Interactions between UI and M&C (7/11) • Returned information should encompass: • ReturnCode, a numeric code indicating the operation result • ReturnMessage, a string describing the operation result • JobsLogInfo according to the requested InformationLevel. • Summarising with the dg-get-logging-infocommand we have:
userID jobID jobStatus submissionTime scheduledTime startTime finishTime executable executableSize Interactions between UI and M&C (8/11) • JobLogInfo has to be defined: • input data LFN • output data LFN • pendingReasons • Constraint • Rank • NumCpus • CpuTime • swapSpace • totalI/O • totalDataSpace • WallClockTime
Interactions between UI and M&C (9/11) • ResourceID • ResourceName • ResourceManagementType • ResourceManagementVersion • Gramversion • executingHost • Architecture • OpSys • traversalTime • TotalCpus • MaxTotalJobs • MaxRunningJobs • ResourceStatus • RunWindows • ResourcePriority • MaxCpuTime • MaxWallTime • networkReq • fromTime • toTime • RunWindows • queuePriority • MaxCpuTime • MaxWallTime
Interactions between UI and M&C (10/11) • Some points from the L&B service document (pages 2,3,5): • SUBMITTED status: does it mean that the job is still in the UI? • The UI does not know the dg_jobId before the job is in the RB. How can use the logging service? • CHKPT status: is checkpoint supported for PM9? • CLEARED status: who triggers transition 8? Who is going to log the JobClearedEvent? • GridScheduler, Condor-G and Globus job-manager are expected to log: the UI too? • Modification to Globus job-manager for logging: which effort? Who does it? • JobDoneEvent: does Globus provides the job exit status?
Interactions between UI and M&C (11/11) • Some points from the L&B service document (pages 10,11,13): • L&B API seems not to provide a way to select info by time • Is it foreseen for PM9? • Shall the UI filter by time locally? • jobLog(): “level” vs “InformationLevel” • jobStatus(): “appropriate details” are already defined? • Encapsulation of network communication in the L&B server API is needed • JobSubmitEvent: source of this log event is the GUI. Again jobID is needed but the UI does not know it.

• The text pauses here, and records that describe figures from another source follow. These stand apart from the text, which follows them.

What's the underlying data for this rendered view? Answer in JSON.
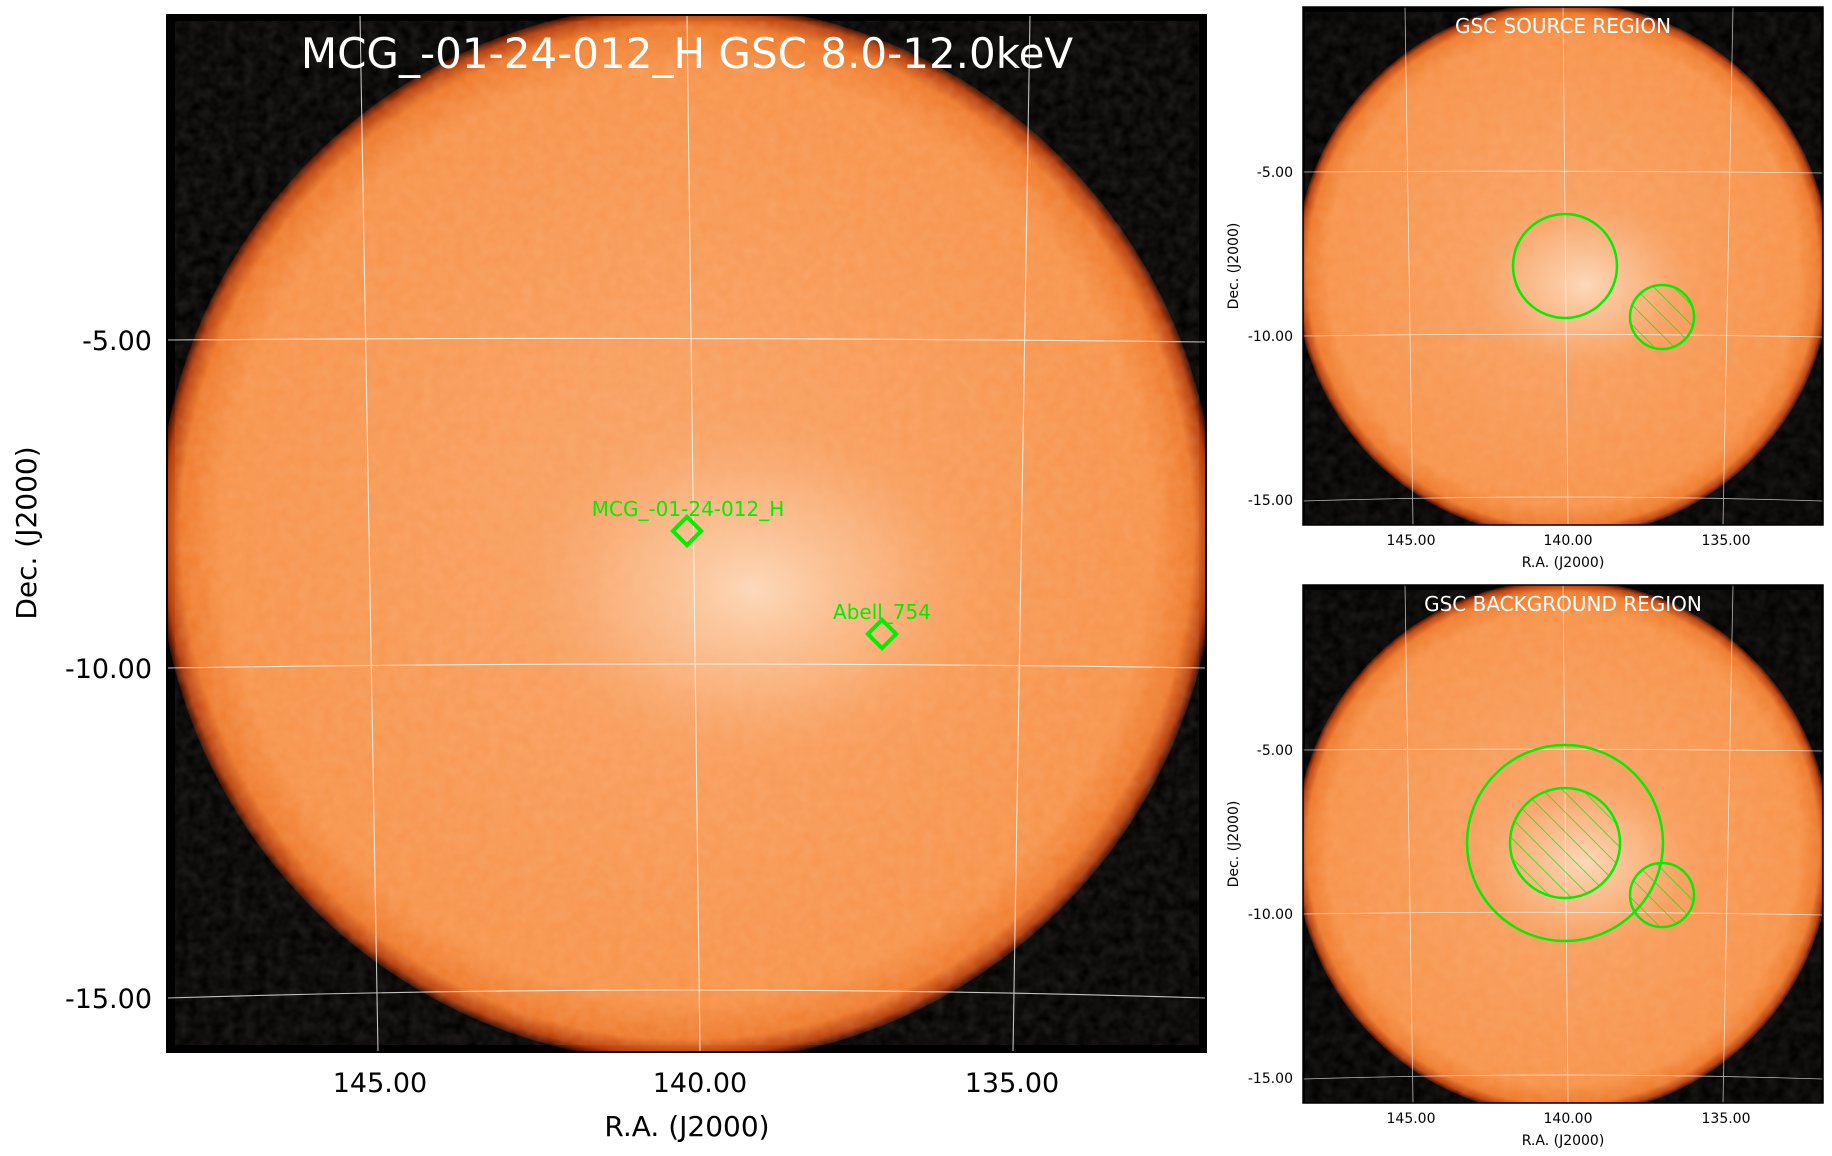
{
  "main_panel": {
    "title": "MCG_-01-24-012_H GSC 8.0-12.0keV",
    "xlabel": "R.A. (J2000)",
    "ylabel": "Dec. (J2000)",
    "x_ticks": [
      "145.00",
      "140.00",
      "135.00"
    ],
    "y_ticks": [
      "-5.00",
      "-10.00",
      "-15.00"
    ],
    "sources": [
      {
        "label": "MCG_-01-24-012_H",
        "ra": 140.2,
        "dec": -8.0
      },
      {
        "label": "Abell_754",
        "ra": 137.2,
        "dec": -9.6
      }
    ]
  },
  "source_panel": {
    "title": "GSC SOURCE REGION",
    "xlabel": "R.A. (J2000)",
    "ylabel": "Dec. (J2000)",
    "x_ticks": [
      "145.00",
      "140.00",
      "135.00"
    ],
    "y_ticks": [
      "-5.00",
      "-10.00",
      "-15.00"
    ]
  },
  "background_panel": {
    "title": "GSC BACKGROUND REGION",
    "xlabel": "R.A. (J2000)",
    "ylabel": "Dec. (J2000)",
    "x_ticks": [
      "145.00",
      "140.00",
      "135.00"
    ],
    "y_ticks": [
      "-5.00",
      "-10.00",
      "-15.00"
    ]
  },
  "colors": {
    "field_orange": "#f7934a",
    "field_highlight": "#fbd3b0",
    "rim": "#3a0c00",
    "region_green": "#00ee00",
    "grid": "#ffffff",
    "title_text": "#ffffff"
  }
}
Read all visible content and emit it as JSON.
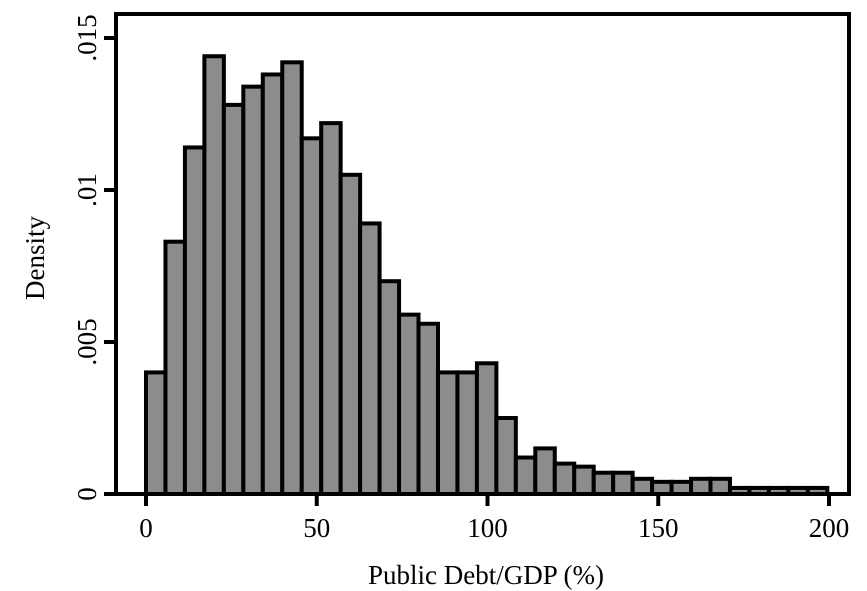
{
  "chart_data": {
    "type": "bar",
    "subtype": "histogram",
    "xlabel": "Public Debt/GDP (%)",
    "ylabel": "Density",
    "xlim": [
      0,
      200
    ],
    "ylim": [
      0,
      0.015
    ],
    "xticks": [
      {
        "value": 0,
        "label": "0"
      },
      {
        "value": 50,
        "label": "50"
      },
      {
        "value": 100,
        "label": "100"
      },
      {
        "value": 150,
        "label": "150"
      },
      {
        "value": 200,
        "label": "200"
      }
    ],
    "yticks": [
      {
        "value": 0,
        "label": "0"
      },
      {
        "value": 0.005,
        "label": ".005"
      },
      {
        "value": 0.01,
        "label": ".01"
      },
      {
        "value": 0.015,
        "label": ".015"
      }
    ],
    "bin_width": 5.7,
    "bins": [
      {
        "start": 0.0,
        "value": 0.004
      },
      {
        "start": 5.7,
        "value": 0.0083
      },
      {
        "start": 11.4,
        "value": 0.0114
      },
      {
        "start": 17.1,
        "value": 0.0144
      },
      {
        "start": 22.8,
        "value": 0.0128
      },
      {
        "start": 28.5,
        "value": 0.0134
      },
      {
        "start": 34.2,
        "value": 0.0138
      },
      {
        "start": 39.9,
        "value": 0.0142
      },
      {
        "start": 45.6,
        "value": 0.0117
      },
      {
        "start": 51.3,
        "value": 0.0122
      },
      {
        "start": 57.0,
        "value": 0.0105
      },
      {
        "start": 62.7,
        "value": 0.0089
      },
      {
        "start": 68.4,
        "value": 0.007
      },
      {
        "start": 74.1,
        "value": 0.0059
      },
      {
        "start": 79.8,
        "value": 0.0056
      },
      {
        "start": 85.5,
        "value": 0.004
      },
      {
        "start": 91.2,
        "value": 0.004
      },
      {
        "start": 96.9,
        "value": 0.0043
      },
      {
        "start": 102.6,
        "value": 0.0025
      },
      {
        "start": 108.3,
        "value": 0.0012
      },
      {
        "start": 114.0,
        "value": 0.0015
      },
      {
        "start": 119.7,
        "value": 0.001
      },
      {
        "start": 125.4,
        "value": 0.0009
      },
      {
        "start": 131.1,
        "value": 0.0007
      },
      {
        "start": 136.8,
        "value": 0.0007
      },
      {
        "start": 142.5,
        "value": 0.0005
      },
      {
        "start": 148.2,
        "value": 0.0004
      },
      {
        "start": 153.9,
        "value": 0.0004
      },
      {
        "start": 159.6,
        "value": 0.0005
      },
      {
        "start": 165.3,
        "value": 0.0005
      },
      {
        "start": 171.0,
        "value": 0.0002
      },
      {
        "start": 176.7,
        "value": 0.0002
      },
      {
        "start": 182.4,
        "value": 0.0002
      },
      {
        "start": 188.1,
        "value": 0.0002
      },
      {
        "start": 193.8,
        "value": 0.0002
      }
    ],
    "grid": false,
    "colors": {
      "bar_fill": "#8c8c8c",
      "bar_stroke": "#000000",
      "axis": "#000000",
      "background": "#ffffff"
    }
  }
}
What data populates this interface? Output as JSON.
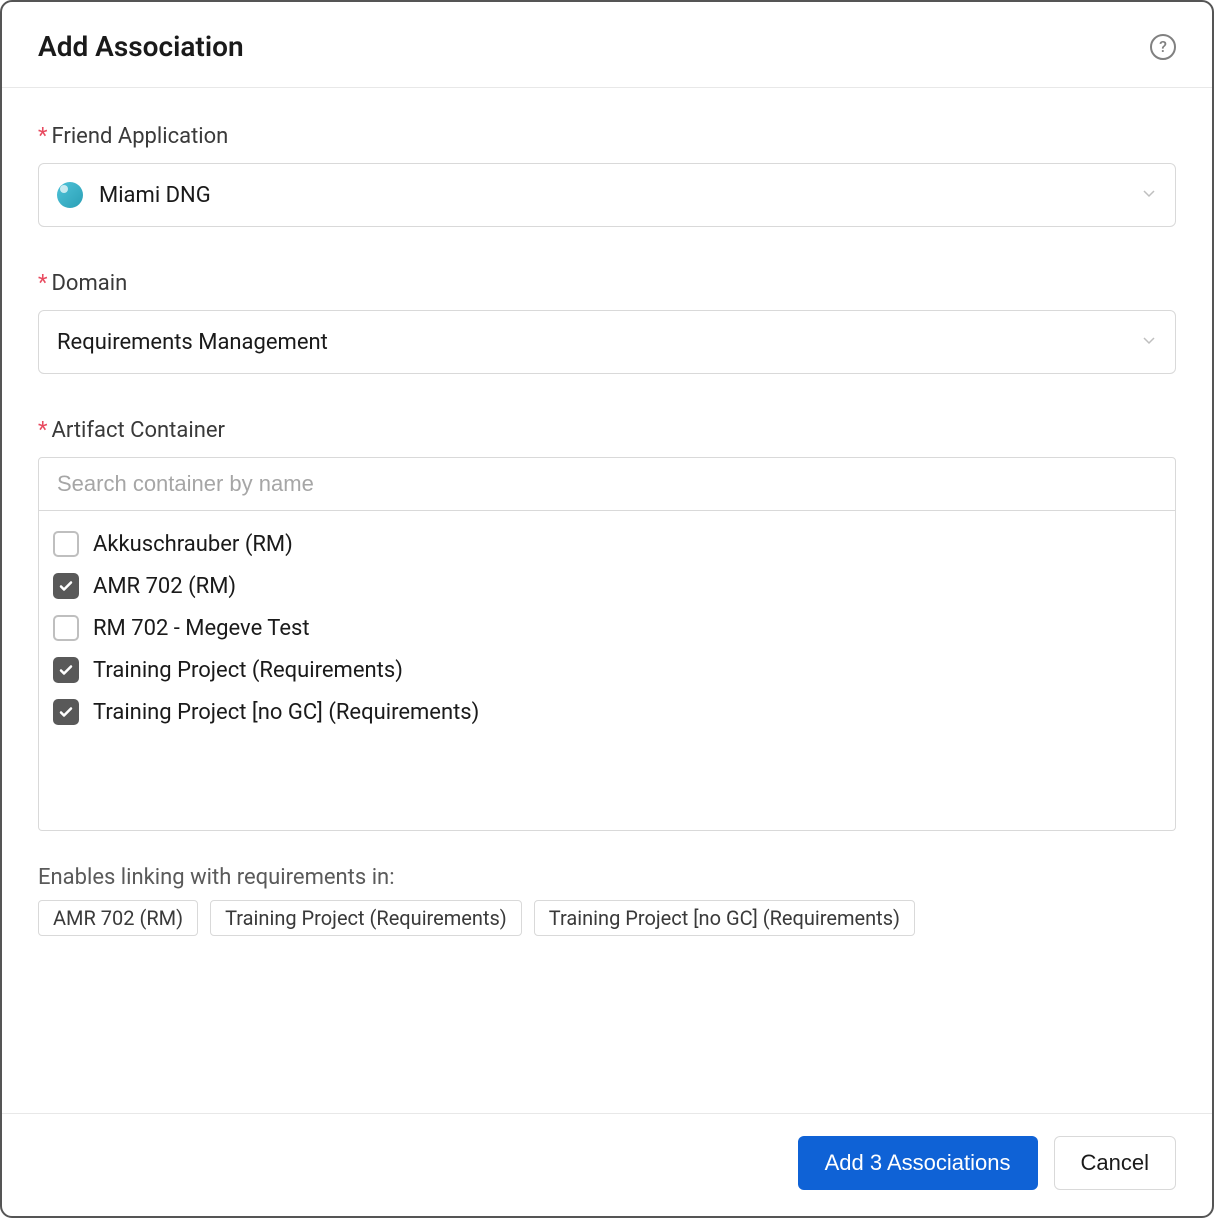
{
  "dialog": {
    "title": "Add Association"
  },
  "fields": {
    "friend_app": {
      "label": "Friend Application",
      "value": "Miami DNG"
    },
    "domain": {
      "label": "Domain",
      "value": "Requirements Management"
    },
    "artifact_container": {
      "label": "Artifact Container",
      "search_placeholder": "Search container by name"
    }
  },
  "containers": [
    {
      "label": "Akkuschrauber (RM)",
      "checked": false
    },
    {
      "label": "AMR 702 (RM)",
      "checked": true
    },
    {
      "label": "RM 702 - Megeve Test",
      "checked": false
    },
    {
      "label": "Training Project (Requirements)",
      "checked": true
    },
    {
      "label": "Training Project [no GC] (Requirements)",
      "checked": true
    }
  ],
  "summary": {
    "text": "Enables linking with requirements in:",
    "tags": [
      "AMR 702 (RM)",
      "Training Project (Requirements)",
      "Training Project [no GC] (Requirements)"
    ]
  },
  "footer": {
    "primary_label": "Add 3 Associations",
    "cancel_label": "Cancel"
  },
  "colors": {
    "border": "#d9d9d9",
    "primary_button": "#0f62d6",
    "required_star": "#e84a5f",
    "checkbox_checked": "#595959",
    "text": "#1a1a1a",
    "muted_text": "#5a5a5a",
    "placeholder": "#a6a6a6"
  },
  "typography": {
    "title_fontsize": 28,
    "label_fontsize": 22,
    "value_fontsize": 22,
    "button_fontsize": 22,
    "tag_fontsize": 20
  }
}
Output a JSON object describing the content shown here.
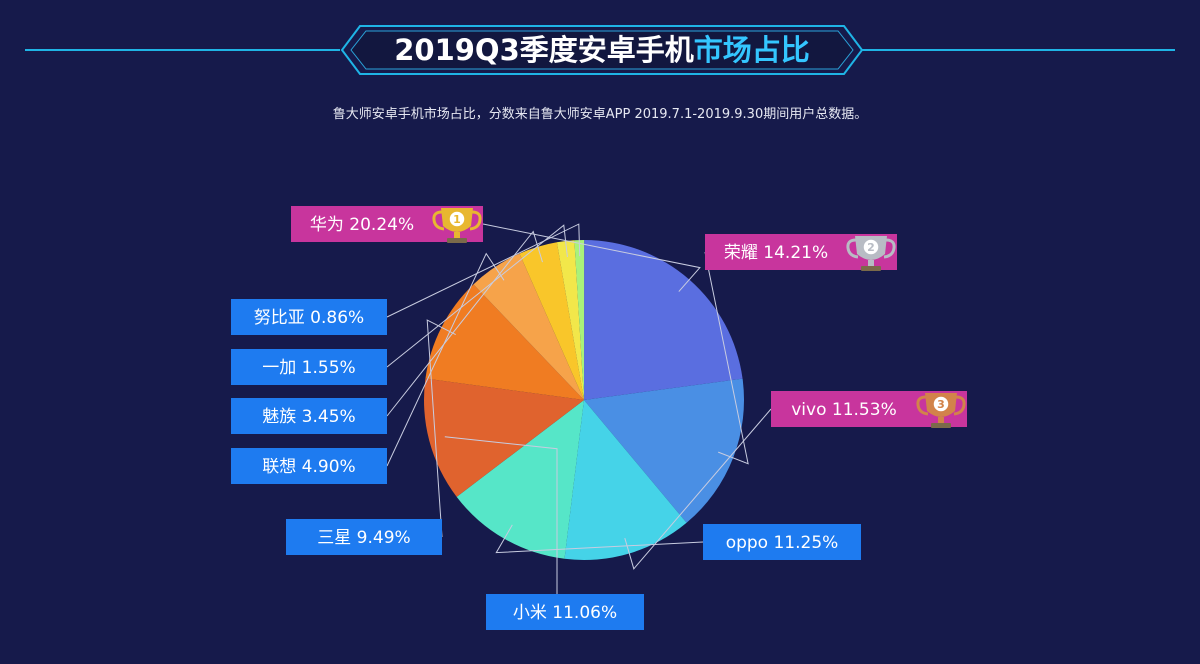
{
  "title": {
    "main": "2019Q3季度安卓手机",
    "highlight": "市场占比"
  },
  "subtitle": "鲁大师安卓手机市场占比，分数来自鲁大师安卓APP 2019.7.1-2019.9.30期间用户总数据。",
  "colors": {
    "background": "#161a4b",
    "title_line": "#1fb4e6",
    "highlight": "#34c6ff",
    "label_blue": "#1e7bf0",
    "label_magenta": "#c8359d"
  },
  "chart_data": {
    "type": "pie",
    "categories": [
      "华为",
      "荣耀",
      "vivo",
      "oppo",
      "小米",
      "三星",
      "联想",
      "魅族",
      "一加",
      "努比亚"
    ],
    "values": [
      20.24,
      14.21,
      11.53,
      11.25,
      11.06,
      9.49,
      4.9,
      3.45,
      1.55,
      0.86
    ],
    "labels": [
      "华为  20.24%",
      "荣耀  14.21%",
      "vivo  11.53%",
      "oppo  11.25%",
      "小米  11.06%",
      "三星  9.49%",
      "联想  4.90%",
      "魅族  3.45%",
      "一加  1.55%",
      "努比亚  0.86%"
    ],
    "colors": [
      "#5a6ee0",
      "#4a8fe4",
      "#45d3e8",
      "#56e6c8",
      "#e0632e",
      "#f07c22",
      "#f6a34a",
      "#f9c62a",
      "#f2e74a",
      "#a9f27a"
    ],
    "ranks": [
      "1",
      "2",
      "3"
    ],
    "rank_colors": [
      "#e8b730",
      "#b8bcc4",
      "#d2834a"
    ],
    "legend": "none"
  }
}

Other Points (1/2) • The information flow between the RB and the SS (the Condor-G wrapper) consists of class-ad objects • The RB maintain a persistent queue of jobs submitted by the users through the UI. Jobs are described by jobAd objects and identified by the dg_jobIds. • Once a suitable resource for a job has been found by the RB through the match making process, the jobAd is enriched with the found ResourceId and passed to the SS for submission • Which is the information returned to teh RB? • a job handle (the condor_jobId) and the jobStatus (condor_rm command)?
Other Points (2/2) • How to detect job status transitions? Who does it? • Inspection of the Condor-G log files • globus_gram_client_job_status function • Other ways?